Violence between parents is enough to start a chain reaction of anti-social behavior in the following generations, new research finds. Exposure to violence between parents affects children’s ability to regulate their emotional responses to conflict – laying the groundwork for a new cycle of violent relationships.
To extend our view of generational influence and explain how forms of antisocial behavior run in families, researchers from the Columbia University College of Physicians and Surgeons in New York examined data gathered for the Children in the Community Study, which documents, over a 25-year period, the prevalence and consequences of emotional and behavioral problems across three generations.
The study explored whether exposure to parents’ violence in one generation could explain the risks for children’s behavioral problems, adolescent conduct disorder, and adult intimate partner violence in the next two generations.
Findings from the study indicate that family violence does influence the transmission of antisocial behaviors across generations. In particular, in the second generation, children who suffered exposure to intimate partner violence between their first-generation parents showed significant risks for conduct disorder in adolescence as well as adult anti-social behaviors.
In addition, the experiences of the second generation, both as children exposed to violence between their parents and as adults using violence in their own intimate relationships, predicted behavior problems in their children – the third generation.
The study also found that both mothers’ and fathers’ involvement in intimate partner violence were important in the pathways to children’s antisocial behavior.
How do children inherit the risk of violence?
The researchers tested three possible pathways by which the intergenerational transmission might occur.
First, violence between partners could lead to increased levels of mental health problems in parents, such as depression and anxiety. Parents’ mental health problems could, in turn, increase children’s own vulnerability. In fact, the study found this not to be the case: while partner violence did predict mental health problems, these did not significantly mediate subsequent generations’ behavior.
A second possible pathway is that intimate partner violence may increase the risk for harsh parenting practices, a known correlate for anti-social behavior in children. Again, while parenting practices were negatively affected by intimate partner violence, the data did not support a causal chain linking disrupted parent-child relationships with children’s later behavioral problems.
There was support for the third pathway, however. This suggests that children’s individual differences in self-regulation – that is their ability to regulate their mood, control their expression of emotion, including hostility and aggression – may be affected by violence between their parents. Children’s exposure to violence may alter their neurobiological processing mechanisms, which in turn affect children’s ability throughout their life to regulate their responses to conflict.

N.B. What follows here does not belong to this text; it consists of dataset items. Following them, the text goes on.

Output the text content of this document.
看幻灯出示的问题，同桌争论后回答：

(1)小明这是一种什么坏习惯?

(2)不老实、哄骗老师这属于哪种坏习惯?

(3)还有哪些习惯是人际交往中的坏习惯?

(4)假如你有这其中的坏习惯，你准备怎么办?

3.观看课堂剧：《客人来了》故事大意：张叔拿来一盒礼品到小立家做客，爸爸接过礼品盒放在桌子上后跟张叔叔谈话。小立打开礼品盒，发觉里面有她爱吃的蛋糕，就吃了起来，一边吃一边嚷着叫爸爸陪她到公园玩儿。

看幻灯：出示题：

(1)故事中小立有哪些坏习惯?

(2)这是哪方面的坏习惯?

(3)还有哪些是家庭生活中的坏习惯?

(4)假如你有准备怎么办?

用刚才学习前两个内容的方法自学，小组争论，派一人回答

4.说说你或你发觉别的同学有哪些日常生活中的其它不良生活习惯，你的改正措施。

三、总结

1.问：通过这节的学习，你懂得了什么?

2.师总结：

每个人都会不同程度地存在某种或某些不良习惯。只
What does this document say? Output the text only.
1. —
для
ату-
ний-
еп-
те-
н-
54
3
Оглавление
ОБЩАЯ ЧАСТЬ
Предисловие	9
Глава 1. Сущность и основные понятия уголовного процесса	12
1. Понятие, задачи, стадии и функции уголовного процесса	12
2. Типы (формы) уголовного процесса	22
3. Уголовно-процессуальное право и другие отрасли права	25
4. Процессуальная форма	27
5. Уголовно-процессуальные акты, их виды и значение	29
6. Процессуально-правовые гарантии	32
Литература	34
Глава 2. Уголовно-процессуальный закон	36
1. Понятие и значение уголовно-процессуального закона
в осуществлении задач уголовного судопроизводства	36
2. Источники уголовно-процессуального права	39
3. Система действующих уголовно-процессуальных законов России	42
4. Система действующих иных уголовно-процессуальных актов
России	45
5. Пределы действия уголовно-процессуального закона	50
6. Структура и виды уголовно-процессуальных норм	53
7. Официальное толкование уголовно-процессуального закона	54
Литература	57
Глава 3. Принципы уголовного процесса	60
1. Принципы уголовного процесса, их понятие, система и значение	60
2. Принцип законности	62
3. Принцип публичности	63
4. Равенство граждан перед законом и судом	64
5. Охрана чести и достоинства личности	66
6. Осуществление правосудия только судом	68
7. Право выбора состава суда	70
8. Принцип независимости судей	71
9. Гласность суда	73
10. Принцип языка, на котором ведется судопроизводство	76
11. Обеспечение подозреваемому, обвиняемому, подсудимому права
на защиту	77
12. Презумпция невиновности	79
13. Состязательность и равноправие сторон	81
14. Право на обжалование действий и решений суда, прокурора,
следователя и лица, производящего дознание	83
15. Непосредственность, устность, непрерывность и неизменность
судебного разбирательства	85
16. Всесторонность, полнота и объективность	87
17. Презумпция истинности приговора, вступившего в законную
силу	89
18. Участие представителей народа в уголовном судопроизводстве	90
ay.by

The study found that intimate partner violence between parents increased the risk for children’s difficulties with “impulsive emotionality and aggressive personality styles in adolescence.” These traits are in place long before adult intimate relationships begin, increasing the likelihood that the cycle may repeat itself when conflict arises in adult relationships.
Among their recommendations, the researchers advocate that prevention efforts should work on improving positive parent perceptions of their children and efficacy in their role as parent. Parents who have experienced intimate partner violence are more likely to feel dissatisfied with their own children and in so doing communicate the rejection they have felt in their interactions with them.
Reference
Ehrensaft, M.K., & Cohen, P. (2011). Contribution of family violence to the intergenerational transmission of externalizing behavior. Prevention Science, DOI 10.1007/s11121-011-0223-8.